Tesmer echoes Garcia: her friends and family also assumed that she’d pursue a Ph.D. and become a professor. But, she says, “history teaches you fundamental skills that you can take into any job: critical thinking, reading, writing, [and] learning to craft your own authorial voice, which is a challenge but is an attractive quality to have. That’s a really important skill I’ve developed over four years: learning to look at a source and creating my own interpretation of it.” She adds that a common misconception about history is that “because it’s the study of the past, it’s irrelevant to what you’re doing now… . [But] it’s not just studying dead places or people. These things we see in the past have resonances in the present, and reinterpreting the past brings clarity to contemporary issues and impacts how we shape the future.” Tesmer has interned with the Georgetown attorney general’s office and was recently accepted to law school.

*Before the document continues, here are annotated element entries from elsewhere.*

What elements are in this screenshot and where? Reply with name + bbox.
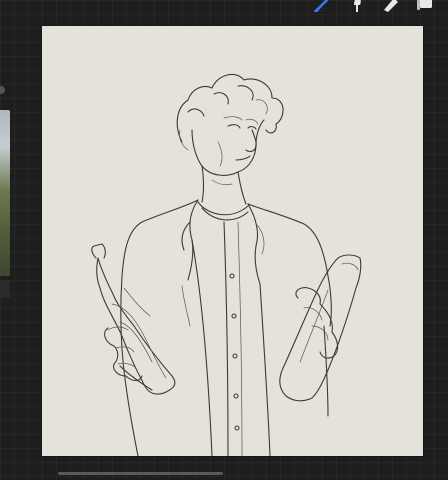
- reference-image-panel[interactable]: [0, 110, 10, 276]
- drawing-canvas[interactable]: [42, 26, 423, 456]
- procreate-workspace: [0, 0, 448, 480]
- eraser-icon: [384, 0, 398, 12]
- sketch-drawing: [91, 73, 362, 456]
- top-toolbar: [308, 0, 448, 14]
- smudge-tool-button[interactable]: [348, 0, 366, 12]
- side-panel-tab[interactable]: [0, 86, 5, 94]
- home-indicator: [58, 472, 223, 475]
- layers-icon: [417, 0, 432, 10]
- layers-tool-button[interactable]: [416, 0, 434, 12]
- brush-icon: [314, 0, 329, 12]
- brush-tool-button[interactable]: [314, 0, 332, 12]
- smudge-icon: [354, 0, 361, 12]
- eraser-tool-button[interactable]: [382, 0, 400, 12]
- reference-panel-handle[interactable]: [0, 280, 10, 298]
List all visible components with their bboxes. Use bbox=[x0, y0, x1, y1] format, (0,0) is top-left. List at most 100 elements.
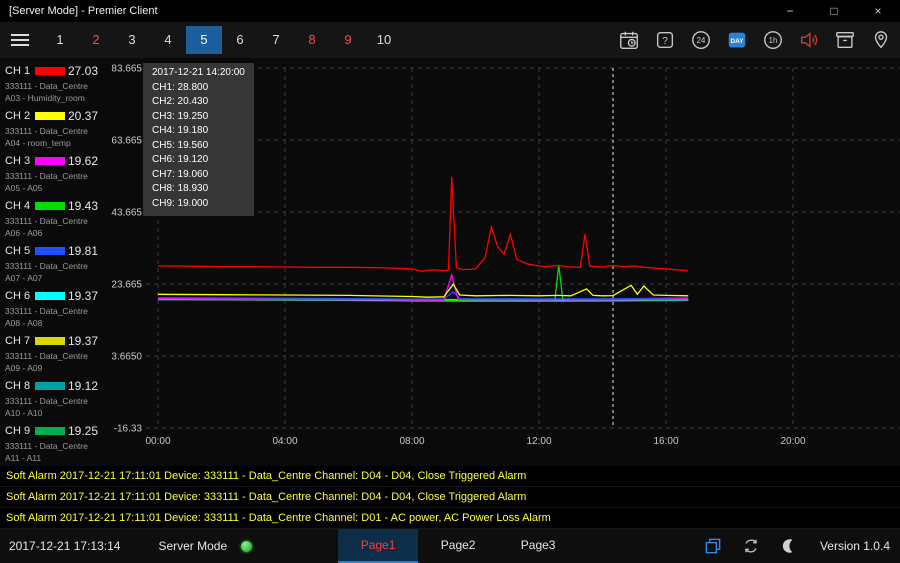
channel-device: 333111 - Data_Centre bbox=[5, 261, 98, 271]
tooltip-channel-value: CH1: 28.800 bbox=[152, 81, 245, 96]
menu-hamburger-icon[interactable] bbox=[0, 31, 36, 49]
top-toolbar: 12345678910 ?24DAY1h bbox=[0, 22, 900, 58]
channel-device: 333111 - Data_Centre bbox=[5, 396, 98, 406]
channel-item[interactable]: CH 9 19.25 333111 - Data_Centre A11 - A1… bbox=[5, 421, 98, 466]
calendar-history-icon[interactable] bbox=[614, 25, 644, 55]
channel-point: A07 - A07 bbox=[5, 273, 98, 283]
channel-item[interactable]: CH 3 19.62 333111 - Data_Centre A05 - A0… bbox=[5, 151, 98, 196]
status-datetime: 2017-12-21 17:13:14 bbox=[9, 539, 120, 553]
channel-value: 27.03 bbox=[68, 64, 98, 78]
channel-value: 19.25 bbox=[68, 424, 98, 438]
channel-item[interactable]: CH 6 19.37 333111 - Data_Centre A08 - A0… bbox=[5, 286, 98, 331]
location-pin-icon[interactable] bbox=[866, 25, 896, 55]
tooltip-values: CH1: 28.800CH2: 20.430CH3: 19.250CH4: 19… bbox=[152, 81, 245, 212]
version-label: Version 1.0.4 bbox=[820, 539, 890, 553]
channel-device: 333111 - Data_Centre bbox=[5, 126, 98, 136]
channel-item[interactable]: CH 7 19.37 333111 - Data_Centre A09 - A0… bbox=[5, 331, 98, 376]
y-axis-label: 23.665 bbox=[111, 280, 142, 291]
channel-value: 20.37 bbox=[68, 109, 98, 123]
channel-point: A11 - A11 bbox=[5, 453, 98, 463]
close-icon[interactable]: × bbox=[856, 0, 900, 22]
channel-color-swatch bbox=[35, 67, 65, 75]
question-box-icon[interactable]: ? bbox=[650, 25, 680, 55]
screen-tab-4[interactable]: 4 bbox=[150, 26, 186, 54]
channel-value: 19.37 bbox=[68, 289, 98, 303]
speaker-icon[interactable] bbox=[794, 25, 824, 55]
channel-item[interactable]: CH 2 20.37 333111 - Data_Centre A04 - ro… bbox=[5, 106, 98, 151]
channel-point: A04 - room_temp bbox=[5, 138, 98, 148]
minimize-icon[interactable]: − bbox=[768, 0, 812, 22]
status-page-tab-page1[interactable]: Page1 bbox=[338, 529, 418, 563]
channel-value: 19.43 bbox=[68, 199, 98, 213]
channel-point: A10 - A10 bbox=[5, 408, 98, 418]
x-axis-label: 12:00 bbox=[526, 436, 551, 447]
alarm-row[interactable]: Soft Alarm 2017-12-21 17:11:01 Device: 3… bbox=[0, 466, 900, 487]
screen-tab-6[interactable]: 6 bbox=[222, 26, 258, 54]
series-line-CH2 bbox=[158, 284, 688, 297]
svg-text:?: ? bbox=[662, 36, 668, 47]
channel-color-swatch bbox=[35, 292, 65, 300]
tooltip-channel-value: CH2: 20.430 bbox=[152, 95, 245, 110]
channel-name: CH 8 bbox=[5, 380, 33, 392]
channel-point: A06 - A06 bbox=[5, 228, 98, 238]
screen-tab-8[interactable]: 8 bbox=[294, 26, 330, 54]
y-axis-label: 43.665 bbox=[111, 208, 142, 219]
channel-point: A05 - A05 bbox=[5, 183, 98, 193]
channel-value: 19.81 bbox=[68, 244, 98, 258]
day-view-icon[interactable]: DAY bbox=[722, 25, 752, 55]
x-axis-label: 08:00 bbox=[399, 436, 424, 447]
screen-tab-3[interactable]: 3 bbox=[114, 26, 150, 54]
channel-name: CH 7 bbox=[5, 335, 33, 347]
alarm-log: Soft Alarm 2017-12-21 17:11:01 Device: 3… bbox=[0, 466, 900, 529]
toolbar-icons: ? 24 DAY 1h bbox=[608, 25, 900, 55]
tooltip-channel-value: CH7: 19.060 bbox=[152, 168, 245, 183]
tooltip-channel-value: CH8: 18.930 bbox=[152, 182, 245, 197]
svg-text:DAY: DAY bbox=[731, 38, 745, 45]
channel-name: CH 4 bbox=[5, 200, 33, 212]
window-title: [Server Mode] - Premier Client bbox=[9, 5, 158, 17]
sync-refresh-icon[interactable] bbox=[736, 536, 766, 556]
channel-device: 333111 - Data_Centre bbox=[5, 216, 98, 226]
hours-24-icon[interactable]: 24 bbox=[686, 25, 716, 55]
x-axis-label: 16:00 bbox=[653, 436, 678, 447]
tooltip-channel-value: CH6: 19.120 bbox=[152, 153, 245, 168]
main-area: CH 1 27.03 333111 - Data_Centre A03 - Hu… bbox=[0, 58, 900, 466]
night-mode-moon-icon[interactable] bbox=[774, 537, 804, 555]
channel-name: CH 1 bbox=[5, 65, 33, 77]
maximize-icon[interactable]: □ bbox=[812, 0, 856, 22]
page-number-tabs: 12345678910 bbox=[42, 26, 402, 54]
channel-item[interactable]: CH 8 19.12 333111 - Data_Centre A10 - A1… bbox=[5, 376, 98, 421]
channel-color-swatch bbox=[35, 247, 65, 255]
server-mode-label: Server Mode bbox=[158, 539, 227, 553]
screen-tab-9[interactable]: 9 bbox=[330, 26, 366, 54]
screen-tab-7[interactable]: 7 bbox=[258, 26, 294, 54]
hour-1-icon[interactable]: 1h bbox=[758, 25, 788, 55]
channel-device: 333111 - Data_Centre bbox=[5, 306, 98, 316]
chart-tooltip: 2017-12-21 14:20:00 CH1: 28.800CH2: 20.4… bbox=[143, 63, 254, 216]
channel-device: 333111 - Data_Centre bbox=[5, 171, 98, 181]
connection-status-dot bbox=[241, 541, 252, 552]
channel-name: CH 5 bbox=[5, 245, 33, 257]
y-axis-label: 63.665 bbox=[111, 136, 142, 147]
status-page-tab-page3[interactable]: Page3 bbox=[498, 529, 578, 563]
svg-text:1h: 1h bbox=[769, 36, 778, 45]
screen-tab-5[interactable]: 5 bbox=[186, 26, 222, 54]
channel-point: A03 - Humidity_room bbox=[5, 93, 98, 103]
channel-color-swatch bbox=[35, 337, 65, 345]
cascade-windows-icon[interactable] bbox=[698, 536, 728, 556]
y-axis-label: 3.6650 bbox=[111, 352, 142, 363]
screen-tab-2[interactable]: 2 bbox=[78, 26, 114, 54]
channel-item[interactable]: CH 5 19.81 333111 - Data_Centre A07 - A0… bbox=[5, 241, 98, 286]
alarm-row[interactable]: Soft Alarm 2017-12-21 17:11:01 Device: 3… bbox=[0, 487, 900, 508]
alarm-row[interactable]: Soft Alarm 2017-12-21 17:11:01 Device: 3… bbox=[0, 508, 900, 529]
channel-point: A08 - A08 bbox=[5, 318, 98, 328]
tooltip-channel-value: CH4: 19.180 bbox=[152, 124, 245, 139]
archive-icon[interactable] bbox=[830, 25, 860, 55]
screen-tab-1[interactable]: 1 bbox=[42, 26, 78, 54]
status-page-tab-page2[interactable]: Page2 bbox=[418, 529, 498, 563]
channel-item[interactable]: CH 4 19.43 333111 - Data_Centre A06 - A0… bbox=[5, 196, 98, 241]
screen-tab-10[interactable]: 10 bbox=[366, 26, 402, 54]
channel-item[interactable]: CH 1 27.03 333111 - Data_Centre A03 - Hu… bbox=[5, 61, 98, 106]
y-axis-label: 83.665 bbox=[111, 64, 142, 75]
channel-value: 19.62 bbox=[68, 154, 98, 168]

Stankus, who recently won the Florence Gould Award in political science at SU’s Honors Convocation, is eagerly awaiting word from master’s programs in the U.K. specializing in intellectual history, a perfect melding of her interests in history and political theory. She says that the power of studying history is that it genuinely develops one’s critical thinking and that analyzing historical texts—whether it’s a primary source, a scholarly article, or a piece of pop culture—can be applied to so many other disciplines, contexts, and careers. But echoing other students who have enjoyed studying history and historical fiction at Southwestern, she says, “It cannot be overstated what a fantastic teacher Dr. Hower is and the care she puts into her classes. She is so crucial to Southwestern and to the world.” Mosby, who plans to eventually work in academic libraries and special collections, couldn’t agree more. “She really invests in her students,” she says. “She has that genuine desire to facilitate the growth of her students as scholars… . She’s the model when you think of what the relationship between professor and student should be at a small liberal-arts college like Southwestern.”
I know I am certainly grateful to our resident expert on pop culture’s place in academic history, because now I can feel a little less embarrassed when I catch up on Vikings and The Last Kingdom this weekend.